Повисает пустая тишина.
– Миссис Шаппель, знаю, я вас беспокою. Простите. Я только… должна…
– Тебя мать послала сюда?
– Мама? Нет.
– Может, мне не стоило ей говорить. – Она прикладывает кончики пальцев к своей щеке. – Но когда Стиви не стало, у меня больше не было причин поддерживать эту ложь и дальше.
– Хотите сказать, что видели ее? Недавно?
Она кивает.
– Я приходила в… дом.
– И рассказали моей маме о… наркоторговцах?
– Да, я так полагаю, она передала все тебе. – Миссис Шаппель смотрит на свои руки.
– Нет. Моя мама… все забывает. Мне сообщил… капитан Шаппель. Он не хотел. – Острая боль пронзает горло, а грудь кажется гулкой пещерой.
– Ох, дорогая. Что этот человек тебе наговорил?
– Он сказал, что мой отец… был… – Я бормочу как слабоумная. Генриетта подходит и кладет руку мне на плечо, как учительница в первом классе. Легчайшее прикосновение.
– Дай-ка угадаю. Бьюсь об заклад, он сказал, что твой папа помогал наркоторговцам.
Я киваю, как ребенок.
– Ясно. – Повисает долгое молчание. – А потом сказал тебе, якобы он все узнал и велел твоему папе прекратить?
– Он сказал, что наркоторговцы напали на него и моего отца.
Она отходит от меня и идет через всю комнату за коробкой салфеток, которую и ставит передо мной.
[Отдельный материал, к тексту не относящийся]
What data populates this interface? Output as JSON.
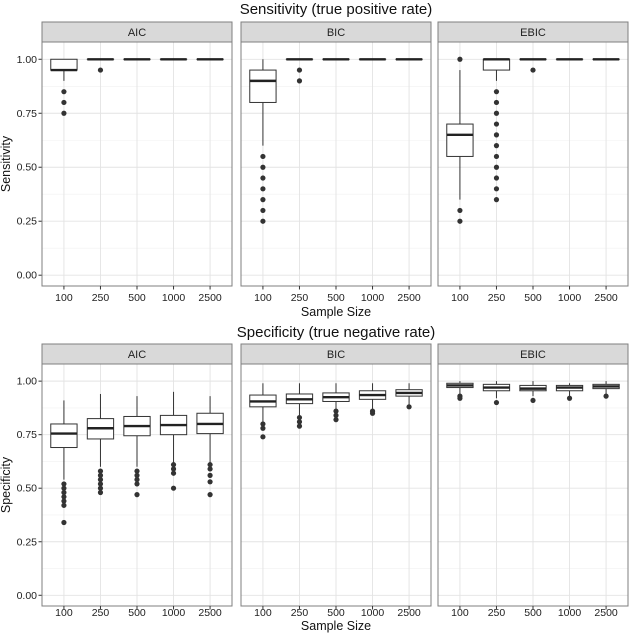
{
  "chart_data": [
    {
      "type": "boxplot",
      "title": "Sensitivity (true positive rate)",
      "xlabel": "Sample Size",
      "ylabel": "Sensitivity",
      "ylim": [
        -0.05,
        1.08
      ],
      "yticks": [
        "0.00",
        "0.25",
        "0.50",
        "0.75",
        "1.00"
      ],
      "ytick_values": [
        0,
        0.25,
        0.5,
        0.75,
        1.0
      ],
      "categories": [
        "100",
        "250",
        "500",
        "1000",
        "2500"
      ],
      "facets": [
        {
          "name": "AIC",
          "boxes": [
            {
              "q1": 0.95,
              "median": 0.95,
              "q3": 1.0,
              "lo": 0.9,
              "hi": 1.0,
              "outliers": [
                0.85,
                0.8,
                0.75
              ]
            },
            {
              "q1": 1.0,
              "median": 1.0,
              "q3": 1.0,
              "lo": 1.0,
              "hi": 1.0,
              "outliers": [
                0.95
              ]
            },
            {
              "q1": 1.0,
              "median": 1.0,
              "q3": 1.0,
              "lo": 1.0,
              "hi": 1.0,
              "outliers": []
            },
            {
              "q1": 1.0,
              "median": 1.0,
              "q3": 1.0,
              "lo": 1.0,
              "hi": 1.0,
              "outliers": []
            },
            {
              "q1": 1.0,
              "median": 1.0,
              "q3": 1.0,
              "lo": 1.0,
              "hi": 1.0,
              "outliers": []
            }
          ]
        },
        {
          "name": "BIC",
          "boxes": [
            {
              "q1": 0.8,
              "median": 0.9,
              "q3": 0.95,
              "lo": 0.6,
              "hi": 1.0,
              "outliers": [
                0.55,
                0.5,
                0.45,
                0.4,
                0.35,
                0.3,
                0.25
              ]
            },
            {
              "q1": 1.0,
              "median": 1.0,
              "q3": 1.0,
              "lo": 1.0,
              "hi": 1.0,
              "outliers": [
                0.95,
                0.9
              ]
            },
            {
              "q1": 1.0,
              "median": 1.0,
              "q3": 1.0,
              "lo": 1.0,
              "hi": 1.0,
              "outliers": []
            },
            {
              "q1": 1.0,
              "median": 1.0,
              "q3": 1.0,
              "lo": 1.0,
              "hi": 1.0,
              "outliers": []
            },
            {
              "q1": 1.0,
              "median": 1.0,
              "q3": 1.0,
              "lo": 1.0,
              "hi": 1.0,
              "outliers": []
            }
          ]
        },
        {
          "name": "EBIC",
          "boxes": [
            {
              "q1": 0.55,
              "median": 0.65,
              "q3": 0.7,
              "lo": 0.35,
              "hi": 0.95,
              "outliers": [
                1.0,
                0.3,
                0.25
              ]
            },
            {
              "q1": 0.95,
              "median": 1.0,
              "q3": 1.0,
              "lo": 0.9,
              "hi": 1.0,
              "outliers": [
                0.85,
                0.8,
                0.75,
                0.7,
                0.65,
                0.6,
                0.55,
                0.5,
                0.45,
                0.4,
                0.35
              ]
            },
            {
              "q1": 1.0,
              "median": 1.0,
              "q3": 1.0,
              "lo": 1.0,
              "hi": 1.0,
              "outliers": [
                0.95
              ]
            },
            {
              "q1": 1.0,
              "median": 1.0,
              "q3": 1.0,
              "lo": 1.0,
              "hi": 1.0,
              "outliers": []
            },
            {
              "q1": 1.0,
              "median": 1.0,
              "q3": 1.0,
              "lo": 1.0,
              "hi": 1.0,
              "outliers": []
            }
          ]
        }
      ]
    },
    {
      "type": "boxplot",
      "title": "Specificity (true negative rate)",
      "xlabel": "Sample Size",
      "ylabel": "Specificity",
      "ylim": [
        -0.05,
        1.08
      ],
      "yticks": [
        "0.00",
        "0.25",
        "0.50",
        "0.75",
        "1.00"
      ],
      "ytick_values": [
        0,
        0.25,
        0.5,
        0.75,
        1.0
      ],
      "categories": [
        "100",
        "250",
        "500",
        "1000",
        "2500"
      ],
      "facets": [
        {
          "name": "AIC",
          "boxes": [
            {
              "q1": 0.69,
              "median": 0.755,
              "q3": 0.8,
              "lo": 0.54,
              "hi": 0.91,
              "outliers": [
                0.52,
                0.5,
                0.48,
                0.46,
                0.44,
                0.42,
                0.34
              ]
            },
            {
              "q1": 0.73,
              "median": 0.78,
              "q3": 0.825,
              "lo": 0.6,
              "hi": 0.94,
              "outliers": [
                0.58,
                0.56,
                0.54,
                0.52,
                0.5,
                0.48
              ]
            },
            {
              "q1": 0.745,
              "median": 0.79,
              "q3": 0.835,
              "lo": 0.6,
              "hi": 0.93,
              "outliers": [
                0.58,
                0.56,
                0.54,
                0.52,
                0.47
              ]
            },
            {
              "q1": 0.75,
              "median": 0.795,
              "q3": 0.84,
              "lo": 0.62,
              "hi": 0.95,
              "outliers": [
                0.61,
                0.59,
                0.57,
                0.5
              ]
            },
            {
              "q1": 0.755,
              "median": 0.8,
              "q3": 0.85,
              "lo": 0.62,
              "hi": 0.93,
              "outliers": [
                0.61,
                0.59,
                0.56,
                0.53,
                0.47
              ]
            }
          ]
        },
        {
          "name": "BIC",
          "boxes": [
            {
              "q1": 0.88,
              "median": 0.905,
              "q3": 0.935,
              "lo": 0.81,
              "hi": 0.99,
              "outliers": [
                0.8,
                0.78,
                0.74
              ]
            },
            {
              "q1": 0.895,
              "median": 0.915,
              "q3": 0.94,
              "lo": 0.84,
              "hi": 0.99,
              "outliers": [
                0.83,
                0.81,
                0.79
              ]
            },
            {
              "q1": 0.905,
              "median": 0.925,
              "q3": 0.945,
              "lo": 0.87,
              "hi": 0.99,
              "outliers": [
                0.86,
                0.84,
                0.82
              ]
            },
            {
              "q1": 0.915,
              "median": 0.935,
              "q3": 0.955,
              "lo": 0.87,
              "hi": 0.99,
              "outliers": [
                0.86,
                0.85
              ]
            },
            {
              "q1": 0.93,
              "median": 0.945,
              "q3": 0.96,
              "lo": 0.89,
              "hi": 0.99,
              "outliers": [
                0.88
              ]
            }
          ]
        },
        {
          "name": "EBIC",
          "boxes": [
            {
              "q1": 0.97,
              "median": 0.98,
              "q3": 0.99,
              "lo": 0.94,
              "hi": 1.0,
              "outliers": [
                0.93,
                0.92
              ]
            },
            {
              "q1": 0.955,
              "median": 0.97,
              "q3": 0.985,
              "lo": 0.92,
              "hi": 1.0,
              "outliers": [
                0.9
              ]
            },
            {
              "q1": 0.955,
              "median": 0.965,
              "q3": 0.98,
              "lo": 0.93,
              "hi": 1.0,
              "outliers": [
                0.91
              ]
            },
            {
              "q1": 0.955,
              "median": 0.97,
              "q3": 0.98,
              "lo": 0.93,
              "hi": 0.99,
              "outliers": [
                0.92
              ]
            },
            {
              "q1": 0.965,
              "median": 0.975,
              "q3": 0.985,
              "lo": 0.94,
              "hi": 1.0,
              "outliers": [
                0.93
              ]
            }
          ]
        }
      ]
    }
  ]
}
Я беру одну и сморкаюсь.
Миссис Шаппель – Генриетта – глубоко вздыхает.
– Ну, по крайней мере, последняя часть – правда.
– Какая?
– На твоего отца действительно напал тот, кто помогал наркоторговцам. – Хозяйка стоит у кресла.
– Значит, это точно не несчастный случай.
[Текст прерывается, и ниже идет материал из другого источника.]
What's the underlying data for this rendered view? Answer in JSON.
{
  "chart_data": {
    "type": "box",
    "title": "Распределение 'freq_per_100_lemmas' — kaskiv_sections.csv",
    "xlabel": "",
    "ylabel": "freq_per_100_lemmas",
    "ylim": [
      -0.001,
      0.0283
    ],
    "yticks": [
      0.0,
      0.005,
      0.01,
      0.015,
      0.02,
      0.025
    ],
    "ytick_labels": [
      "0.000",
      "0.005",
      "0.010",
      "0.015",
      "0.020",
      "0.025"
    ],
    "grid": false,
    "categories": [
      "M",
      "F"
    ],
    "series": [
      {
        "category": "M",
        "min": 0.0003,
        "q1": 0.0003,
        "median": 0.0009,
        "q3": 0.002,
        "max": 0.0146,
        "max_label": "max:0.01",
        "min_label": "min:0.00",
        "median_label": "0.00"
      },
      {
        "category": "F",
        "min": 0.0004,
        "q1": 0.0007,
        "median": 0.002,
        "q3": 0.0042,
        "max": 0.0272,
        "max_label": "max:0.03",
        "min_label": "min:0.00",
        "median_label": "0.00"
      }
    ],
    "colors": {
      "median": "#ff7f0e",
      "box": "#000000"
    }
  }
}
Сейчас она смотрит на меня мертвым взглядом. И отрицательно качает головой.
– И не… – Я выкашливаю последнее слово: – Самоубийство?
– О, конечно нет. Вот что я хотела рассказать твоей матери.
– Но мой отец, он…
– Твой отец слишком сильно верил в Фрэнка Шаппеля, я знаю. За все время в рыболовстве Бойд думал, что нет человека честнее. Порядочные люди никогда не думают, что те, кем они восхищаются, могут быть совсем не такими, какими кажутся.
Все приходит в движение, и я балансирую между тем, что знаю, и тем, чего не знаю.
– Погодите. Когда вы говорите «порядочные»… это про моего отца?
Генриетта кивает.
– А не про капитана Шаппеля?
Она двигает головой из стороны в сторону.
Я делаю глоток густого лимонада. Эта женщина явно презирает своего бывшего мужа. Но так ли она отчаялась, чтобы лгать?